Option C: AWS ECS on Fargate (Managed container runtime)

Shape

  • Core services on ECS Fargate
  • Connector jobs as on-demand/scheduled Fargate tasks
  • DB likely moved to managed offering for better reliability

Pros

  • No node management
  • Clean scaling model per task
  • Good fit for bursty connectors

Cons

  • Can cost more than EC2 at steady state
  • Per-task compute pricing needs tight right-sizing

Fit

  • Good for production where team bandwidth for infra ops is limited

Option D: AWS EKS (Strategic only if Kubernetes-native operating model is required)

Shape

  • Full Kubernetes platform for core services and workers
  • GitOps (Argo CD/Flux) + HPA/KEDA + service mesh (optional)

Pros

  • Maximum flexibility and ecosystem
  • Standardized platform if broader org already runs Kubernetes

Cons

  • Highest platform complexity
  • EKS cluster fee applies regardless of workload size

Fit

  • Use only when there is a clear multi-team/platform reason

Option E: Event-Driven Connectors/Triggers with Lambda (Selective)

Shape

  • Keep core API/query services containerized
  • Move selected connector ingestion and trigger evaluation jobs to Lambda + EventBridge

Pros

  • Excellent for bursty workloads
  • Fine-grained cost for sporadic jobs

Cons

  • Distributed debugging complexity
  • Cold start/runtime constraints for heavy workloads

Fit

  • Good complement later, not a full replacement of core graph platform

Phase 0 (MVP, now): Hetzner + Docker Compose

Target timeline: 1-3 weeks

Baseline architecture

  • VM-1: api, query, trigger, evidence, ui, connector workers
  • VM-2: mongodb + nightly encrypted backup + restore test
  • Optional VM-3: observability stack if needed

Critical controls for MVP

  • Immutable image tags per deploy
  • Backup + restore drill (weekly)
  • Basic SLO dashboard (API error rate, connector failure rate, sync latency)
  • Structured JSON logs with correlation IDs (tenant_id, sync_id, entity_id, finding_id)

Why this is acceptable

  • Fastest path to pilot while preserving deterministic debugging via SSH + Docker logs

Phase 1 (Pilot to early production): AWS ECS on EC2

Target timeline: after first pilots, before broader customer rollout

Move plan

  • Migrate app services from Compose to ECS task definitions
  • Keep connectors as separate services/tasks
  • Use CloudWatch for centralized logs/metrics
  • Enable ECS Exec for break-glass diagnostics

Reasoning

  • Materially better security and operability than raw VMs without full Kubernetes burden

Phase 2 (Production scale): ECS Fargate or EKS by clear trigger

Choose ECS Fargate when

  • Team wants managed runtime and predictable operational model
  • Workloads are moderate and scaling is service/task oriented

Choose EKS when

  • Organization already has Kubernetes platform team
  • Need advanced Kubernetes-native controls that ECS cannot reasonably satisfy

Phase 3 (Optimization): Selective Lambda for burst jobs

Use Lambda/EventBridge for:

  • scheduled lightweight connectors
  • enrichment jobs
  • periodic housekeeping/reconciliation

Keep long-running graph/API workloads containerized.

4. Observability and Logging Strategy

MVP observability (low cost, high control)

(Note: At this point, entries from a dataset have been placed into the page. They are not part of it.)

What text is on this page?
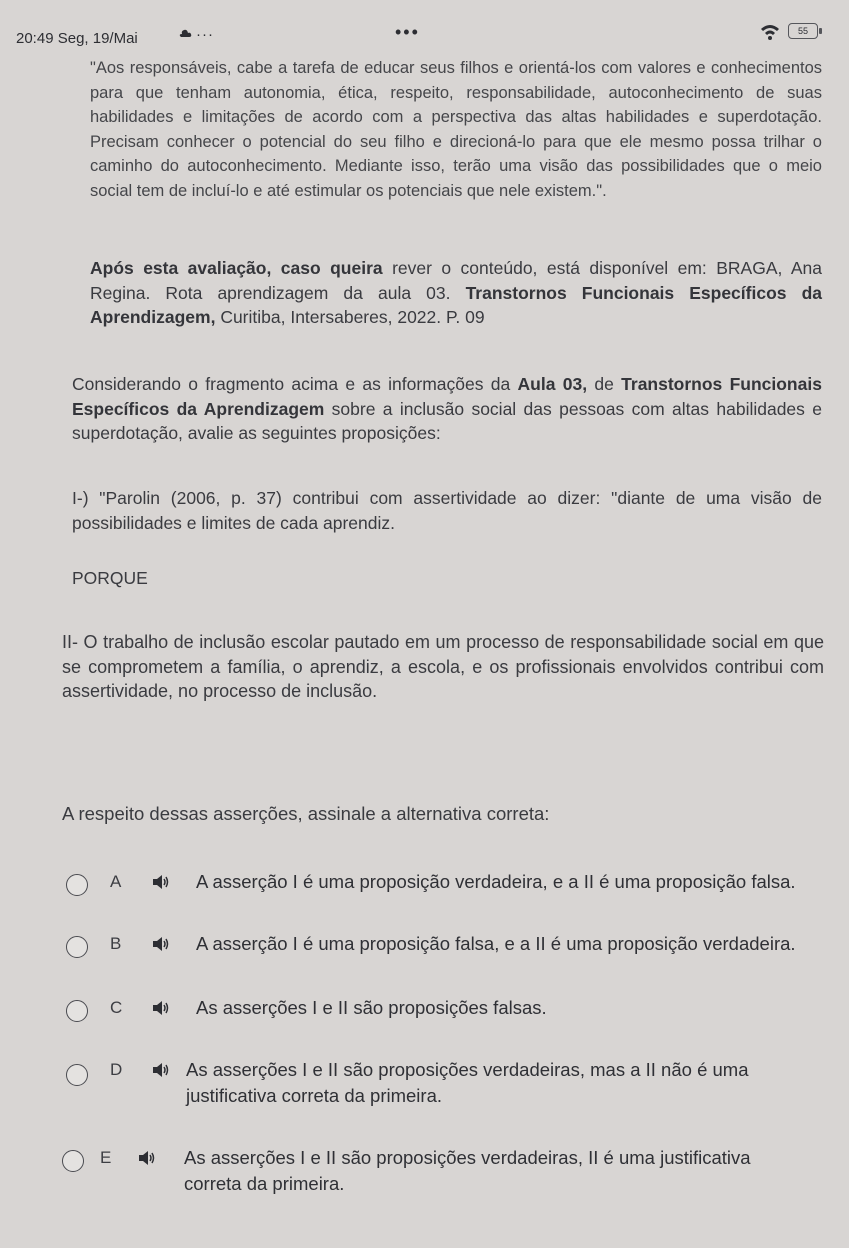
20:49 Seg, 19/Mai	···	•••	55

"Aos responsáveis, cabe a tarefa de educar seus filhos e orientá-los com valores e conhecimentos para que tenham autonomia, ética, respeito, responsabilidade, autoconhecimento de suas habilidades e limitações de acordo com a perspectiva das altas habilidades e superdotação. Precisam conhecer o potencial do seu filho e direcioná-lo para que ele mesmo possa trilhar o caminho do autoconhecimento. Mediante isso, terão uma visão das possibilidades que o meio social tem de incluí-lo e até estimular os potenciais que nele existem.".

Após esta avaliação, caso queira rever o conteúdo, está disponível em: BRAGA, Ana Regina. Rota aprendizagem da aula 03. Transtornos Funcionais Específicos da Aprendizagem, Curitiba, Intersaberes, 2022. P. 09

Considerando o fragmento acima e as informações da Aula 03, de Transtornos Funcionais Específicos da Aprendizagem sobre a inclusão social das pessoas com altas habilidades e superdotação, avalie as seguintes proposições:

I-) "Parolin (2006, p. 37) contribui com assertividade ao dizer: "diante de uma visão de possibilidades e limites de cada aprendiz.

PORQUE

II- O trabalho de inclusão escolar pautado em um processo de responsabilidade social em que se comprometem a família, o aprendiz, a escola, e os profissionais envolvidos contribui com assertividade, no processo de inclusão.

A respeito dessas asserções, assinale a alternativa correta:

A	A asserção I é uma proposição verdadeira, e a II é uma proposição falsa.
B	A asserção I é uma proposição falsa, e a II é uma proposição verdadeira.
C	As asserções I e II são proposições falsas.
D	As asserções I e II são proposições verdadeiras, mas a II não é uma justificativa correta da primeira.
E	As asserções I e II são proposições verdadeiras, II é uma justificativa correta da primeira.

Option MVP-Obs-A: Self-hosted LGTM stack

  • Loki + Promtail for logs
  • Prometheus + Alertmanager for metrics
  • Grafana for dashboards
  • Optional Tempo for traces

Pros:

  • Minimal vendor cost
  • Full control
  • Easy CLI access (docker logs, logcli, promtool)

Cons:

  • You operate it
  • Retention and scaling need discipline

Option MVP-Obs-B: Managed SaaS light footprint

  • Grafana Cloud or Better Stack for logs/metrics/traces
  • Keep app on Hetzner

Pros:

  • Lower operational overhead
  • Fast setup and team-friendly UI

Cons:

  • Ongoing ingest/retention costs
  • Vendor dependency

Production observability

Option Prod-Obs-A: AWS-native

  • CloudWatch Logs + CloudWatch metrics + alarms
  • Optional Amazon Managed Grafana and AMP

Pros:

  • IAM-native access control
  • Deep ECS/EKS integration
  • ECS Exec and CloudWatch CLI improve remote diagnostics

Cons:

  • Cost can rise quickly with log volume and query scanning

Option Prod-Obs-B: Hybrid

  • Keep CloudWatch for platform logs
  • Route application logs/metrics to Grafana Cloud or Better Stack

Pros:

  • Better query UX/correlation in some cases
  • Can reduce operational toil

Cons:

  • Dual tooling and data egress considerations

5. MVP Cost Comparison And Ready-to-Go Estimate

All numbers below are high-level estimates using public list pricing and simple assumptions.

5.1 Assumptions Used

  • Region assumptions:
  • Hetzner EU pricing from public cloud page.
  • AWS us-east-1 style list pricing anchors.
  • Workload assumptions:
  • Core services run 24x7.
  • 1 pilot tenant, low traffic.
  • 30 GB/month log ingestion.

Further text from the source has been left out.